Landkreis Saarlouis beteiligt sich am Aktionstag „Kommunen am Limit“
Am kommenden Montag, 22. Juni 2026, setzen Landkreise, Städte und Gemeinden bundesweit ein gemeinsames Zeichen. Unter dem Motto „Kommunen am Limit“ findet ein Aktionstag der drei kommunalen Spitzenverbände (Deutscher Städtetag, Deutscher Landkreistag und Deutscher Städte- und Gemeindebund) statt, der auf die dramatische kommunale Finanzsituation aufmerksam machen soll.
Denn die Haushalte der Kommunen rutschen immer tiefer ins Minus. Sie sind am Limit – oder bereits darüber hinaus. Es ist sozusagen „2 vor 12“. Allein im vergangenen Jahr mussten die Kommunen, die die Lebensqualität vor Ort gestalten, in Deutschland ein Finanzierungsdefizit von mehr als 30 Milliarden Euro verkraften. Sie fordern deswegen den Bund auf, zu handeln.

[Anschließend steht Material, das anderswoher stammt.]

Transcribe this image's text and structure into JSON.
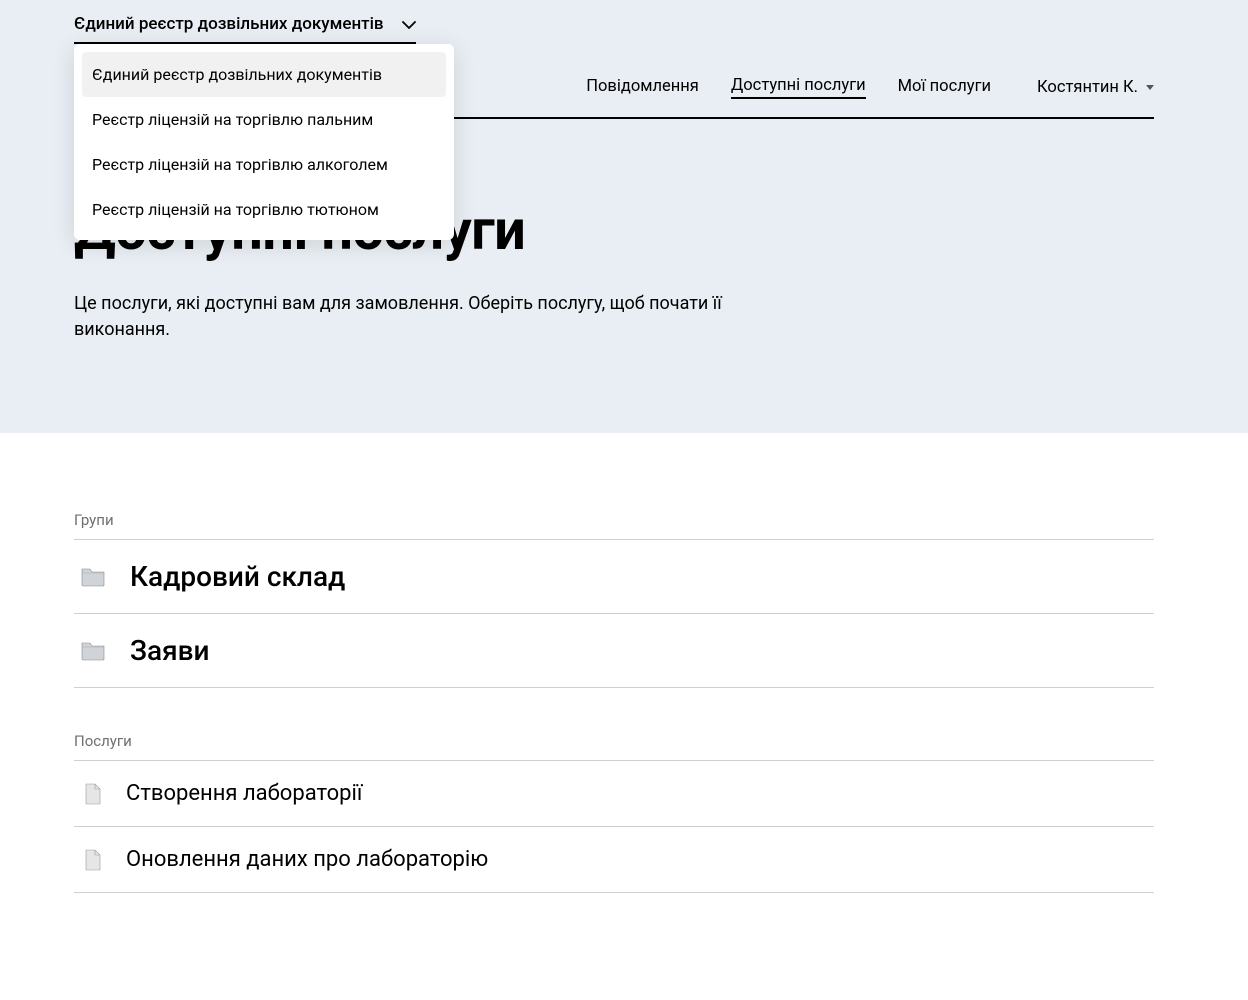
{
  "registry": {
    "selected": "Єдиний реєстр дозвільних документів",
    "options": [
      "Єдиний реєстр дозвільних документів",
      "Реєстр ліцензій на торгівлю пальним",
      "Реєстр ліцензій на торгівлю алкоголем",
      "Реєстр ліцензій на торгівлю тютюном"
    ]
  },
  "nav": {
    "notifications": "Повідомлення",
    "available": "Доступні послуги",
    "my": "Мої послуги"
  },
  "user": {
    "name": "Костянтин К."
  },
  "hero": {
    "title": "Доступні послуги",
    "description": "Це послуги, які доступні вам для замовлення. Оберіть послугу, щоб почати її виконання."
  },
  "groups": {
    "label": "Групи",
    "items": [
      "Кадровий склад",
      "Заяви"
    ]
  },
  "services": {
    "label": "Послуги",
    "items": [
      "Створення лабораторії",
      "Оновлення даних про лабораторію"
    ]
  }
}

Auch der Landkreis Saarlouis beteiligt sich an diesem Aktionstag. Von 9 bis 10 Uhr gibt es für die Mitarbeitenden der Kreisverwaltung eine dienstliche Informationsveranstaltung auf dem Kleinen Markt im Saarlouis. Bürgerinnen und Bürger sind herzlich eingeladen, an der Veranstaltung teilzunehmen. Aufgrund des Aktionstages bleiben die Dienststellen der Kreisverwaltung an diesem Tag bis 11 Uhr geschlossen. Entsprechend der festgelegten Öffnungszeiten sind die Dienststellen ab 11 Uhr wieder für den Publikumsverkehr geöffnet.
An verschiedenen Einrichtungen des Landkreises wie beispielsweise der Zulassungsstelle, den Jobcentern, der Tourist-Info oder an den Schulen und deren Sporthallen macht eine plakative Aktion bereits im Vorfeld auf das wichtige Thema aufmerksam: Symbolisch „versperren“ gelb-schwarze Absperrbänder Teile der Eingänge und Plakate richten das Augenmerk auf die Situation, dass Landkreise, Städte und Gemeinden in einer historischen Finanzkrise stecken, die sie nicht selbst verursacht haben: Gesetzliche Pflichtaufgaben werden immer mehr, von Seiten des Bundes oder des Landes gibt es aber keine ausreichenden Mittel hierfür.
Und diese Krise betrifft alle Bürgerinnen und Bürger. Denn vor Ort wird ganz direkt spürbar und sichtbar, was auf dem Spiel steht, wenn Aufgaben wachsen, aber die nötige Finanzierung ausbleibt. Dann fehlen Leistungen im Alltag. Die Folge, beispielsweise: weniger Busse, geschlossene Bäder, weniger Jugendangebote, unsanierte Schulklassen, längere Wartezeiten, schlechter gepflegte Parks, kaputte Straßen, weniger Kultur und weniger Unterstützung vor Ort.
„Wir stehen als Verwaltung täglich vor der Herausforderung, wie wir es schaffen können, unsere übertragenen Pflichtaufgaben gewissenhaft zu erledigen, ohne gleichzeitig die dazugehörigen finanziellen Mittel vom Bund und vom Land bereitgestellt zu bekommen. Unsere Gemeinden, Städte und Landkreise halten das öffentliche Leben am Laufen. Unsere Kommunen sind der Staat vor Ort! Und starke Kommunen sind kein Luxus, sondern die Grundlage für eine funktionierende Gesellschaft. Wer die Kommunen ausbluten lässt und damit das Vertrauen der Menschen in das Funktionieren der Strukturen vor Ort schwächt, legt die Axt an unsere Demokratie“, so der Saarlouiser Landrat Patrik Lauer, der vor kurzem zum Vizepräsidenten des Deutschen Landkreistages gewählt wurde.
Die Kommunen leisten mehr als ein Viertel der staatlichen Ausgaben, erhalten aber nur ein Siebtel der staatlichen Einnahmen – eine Situation, die auf Dauer nicht gut gehen kann. Die Kommunen und ihre drei kommunalen Spitzenverbände fordern deshalb strukturelle Reformen. Die Kommunen müssen vor allem von den ständig steigenden Sozialausgaben entlastet werden. Und ab sofort, so die Forderung, muss gelten: „Wer bestellt, bezahlt auch“. Das heißt: Alle Aufgaben, die Bund und Länder den Kommunen übertragen, müssen auch ausreichend finanziert sein.
Bund und Länder müssen jetzt handeln, damit der Staat vor Ort für seine Bürgerinnen und Bürger handlungsfähig bleibt. Wer die Demokratie verteidigen will, muss die kommunale Selbstverwaltung stärken.